Winde at odds with communities over SANDF's impact on Cape Flats violence
Cape Flats communities and political parties have said that they are tired of all the ‘army deployment talk’ and lack of clear action when it comes to tackling the violence on the Cape Flats.
This comes after Premier Alan Winde recently tabled a report on gang infiltration, and he answered questions from the Patriotic Alliance’s Donna Stephens about potential SANDF deployment on the Cape Flats.
“I think that’s a very interesting question, and maybe it is something that you should put to us to discuss at the Safety Council. (My) immediate gut answer to that is, I don’t think so.
“I requested this once before. I’ve been in government for quite a long time, and in 2019, just as I became the premier. We were having shootings across the Cape Flats just before an election again, and it feels a bit like deja vu,” Winde said.
“And I said, ‘We need the military’. And that wasn’t the first time. That was, I think, the second or third time that the military in the last 30 years has been brought in to deal with the gang violence.
“It didn’t have the effect that I was hoping it was going to have. It was, as one would imagine, what happens when the military comes in: they stabilise the system, and then the police come in to do what they need to do.
“I think the real problem is that even when that happens, the military is trained for something else. They’re not trained for policing, but let them do what they’re trained for, let them secure an area, and let the police do what they need to, but then we’ve got too few police, and we’ve got too few military people as well,” he explained.
“I mean, the military system is totally underfunded and totally inefficient. And so you’re gonna add another inefficiency to another inefficiency.. (in) my gut, I don’t think it is actually going to make a difference.”

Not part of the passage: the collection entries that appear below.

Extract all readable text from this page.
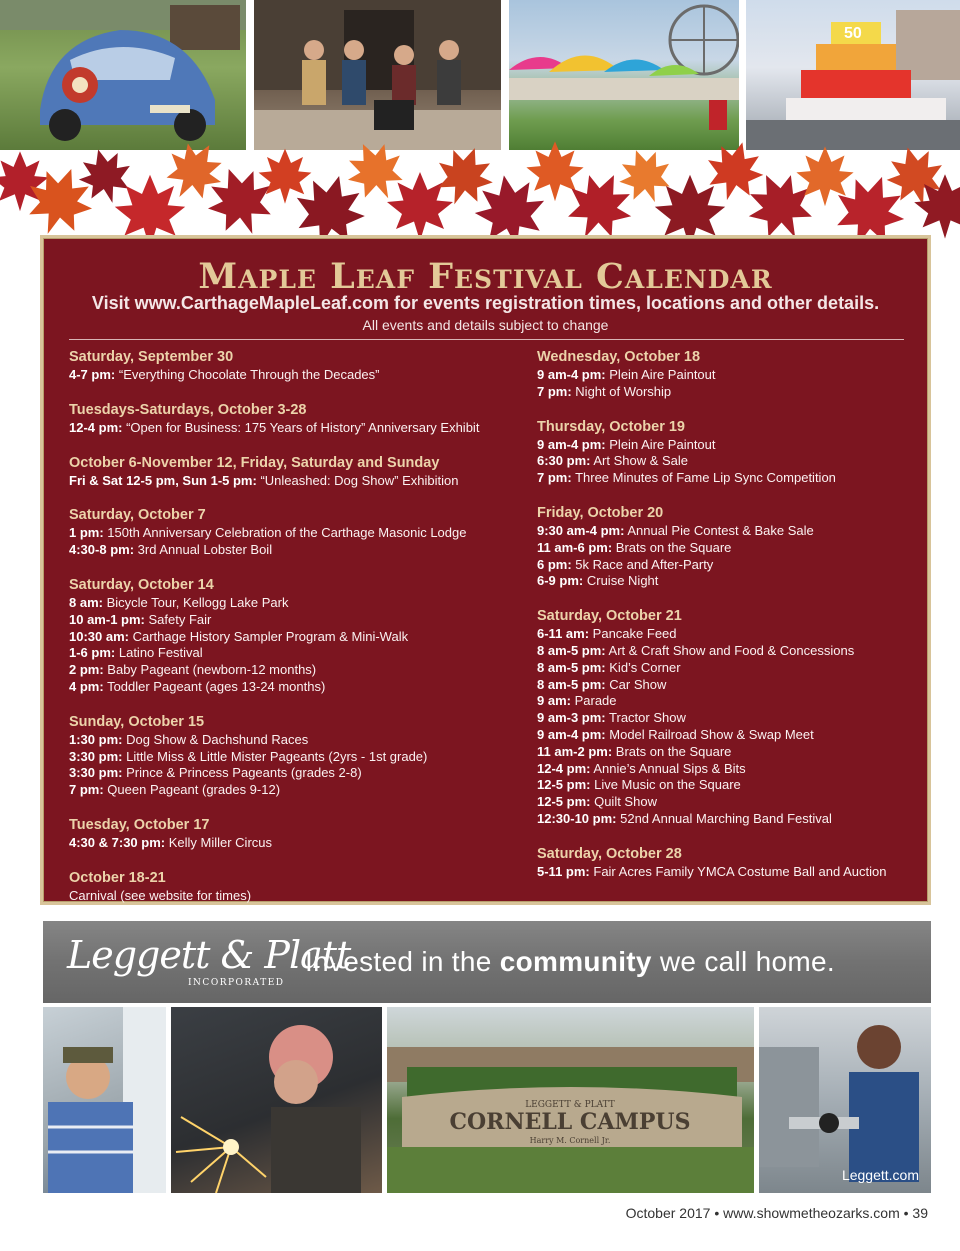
50
Maple Leaf Festival Calendar
Visit www.CarthageMapleLeaf.com for events registration times, locations and other details.
All events and details subject to change
Saturday, September 30
4-7 pm: “Everything Chocolate Through the Decades”
Tuesdays-Saturdays, October 3-28
12-4 pm: “Open for Business: 175 Years of History” Anniversary Exhibit
October 6-November 12, Friday, Saturday and Sunday
Fri & Sat 12-5 pm, Sun 1-5 pm: “Unleashed: Dog Show” Exhibition
Saturday, October 7
1 pm: 150th Anniversary Celebration of the Carthage Masonic Lodge
4:30-8 pm: 3rd Annual Lobster Boil
Saturday, October 14
8 am: Bicycle Tour, Kellogg Lake Park
10 am-1 pm: Safety Fair
10:30 am: Carthage History Sampler Program & Mini-Walk
1-6 pm: Latino Festival
2 pm: Baby Pageant (newborn-12 months)
4 pm: Toddler Pageant (ages 13-24 months)
Sunday, October 15
1:30 pm: Dog Show & Dachshund Races
3:30 pm: Little Miss & Little Mister Pageants (2yrs - 1st grade)
3:30 pm: Prince & Princess Pageants (grades 2-8)
7 pm: Queen Pageant (grades 9-12)
Tuesday, October 17
4:30 & 7:30 pm: Kelly Miller Circus
October 18-21
Carnival (see website for times)
Wednesday, October 18
9 am-4 pm: Plein Aire Paintout
7 pm: Night of Worship
Thursday, October 19
9 am-4 pm: Plein Aire Paintout
6:30 pm: Art Show & Sale
7 pm: Three Minutes of Fame Lip Sync Competition
Friday, October 20
9:30 am-4 pm: Annual Pie Contest & Bake Sale
11 am-6 pm: Brats on the Square
6 pm: 5k Race and After-Party
6-9 pm: Cruise Night
Saturday, October 21
6-11 am: Pancake Feed
8 am-5 pm: Art & Craft Show and Food & Concessions
8 am-5 pm: Kid’s Corner
8 am-5 pm: Car Show
9 am: Parade
9 am-3 pm: Tractor Show
9 am-4 pm: Model Railroad Show & Swap Meet
11 am-2 pm: Brats on the Square
12-4 pm: Annie’s Annual Sips & Bits
12-5 pm: Live Music on the Square
12-5 pm: Quilt Show
12:30-10 pm: 52nd Annual Marching Band Festival
Saturday, October 28
5-11 pm: Fair Acres Family YMCA Costume Ball and Auction
Leggett & Platt
INCORPORATED
Invested in the community we call home.
LEGGETT & PLATT
CORNELL CAMPUS
Harry M. Cornell Jr.
Leggett.com
October 2017 • www.showmetheozarks.com • 39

Fight Against Crime Spokesperson Jay Jay Idel said he finds it “quite something” that the premier leans on his experience in government, “when, during that same time, more than 400 people were killed this year in just the top 30 stations in the very province he leads”.
“Experience means nothing if the outcomes on the ground look like this.
“Calling for the SANDF isn’t rocket science. People are being murdered every weekend in numbers…it’s so predictable it feels scheduled. The SAPS and the City simply don’t have the manpower to fight gang violence while also handling GBV, femicide, rape, hijackings, robberies and everything else.
“Entire stations are regularly emptied because every member is stuck managing multiple crime scenes. SANDF stabilises the chaos fast, so proper policing and community plans can actually function,” Idel said.
“At this point, it sounds like the premier is effectively admitting he doesn’t have an answer for gang violence on the Cape Flats.”
Elsies River CPF chairperson Marius Fourie said: “Deployment of the military on the Cape Flats is a very serious move, and all role players will need to be on board for this. The military does not have the training to be a police force; however, they do have the skills to be a peacekeeper. They can be deployed at many hotspots and even smash and grabbing spots. They are there and should be utilised.
“These gangsters are not using hands, but military grade weapons to attack our community.
“On a recent WhatsApp poll in Elsies River, the community overwhelmingly voted to deploy the military. Whilst it is a very controversial question, it is what the community is asking for,” Fourie said.
Mitchell’s Plain Community Policing Forum (CPF) Public Relations Officer, Linda Jones, said accused Winde of not having a ‘clear answer to our problem and no political will to eradicate crime in the Western Cape’.
“They must just admit they have no real solution to the problem. They are unable to solve it. Why? Because nothing for us without us. They have, over the years, proven they are just good at coming out to us, having talk shops and going away, and it is business as usual once they get our vote.
“We are fed up with being seen as the easy targets. Our children are killed, and we can’t enjoy freedom. We are worse off than the inmates in prisons,” Jones said.
GOOD Secretary-General Brett Herron said, given the war zone that the people on the Cape Flats are living in, it is unsurprising that there is a call for the presence of the military again.
“However, many residents will remember that the army’s presence did not result in any substantial reduction in gang-related violence. Many residents told me directly that the gangs were not intimidated by the army’s presence and that some even took shots at the army.
“It is important to understand the call for the symbol of a force of power because communities are living with fear and desperation. But the army is not trained in crime prevention. They are trained for military combat,” Herron said.
“What we need urgently is a functional and clean police service trusted by the communities they are appointed to serve… The army won’t fix the root causes of this gang violence.”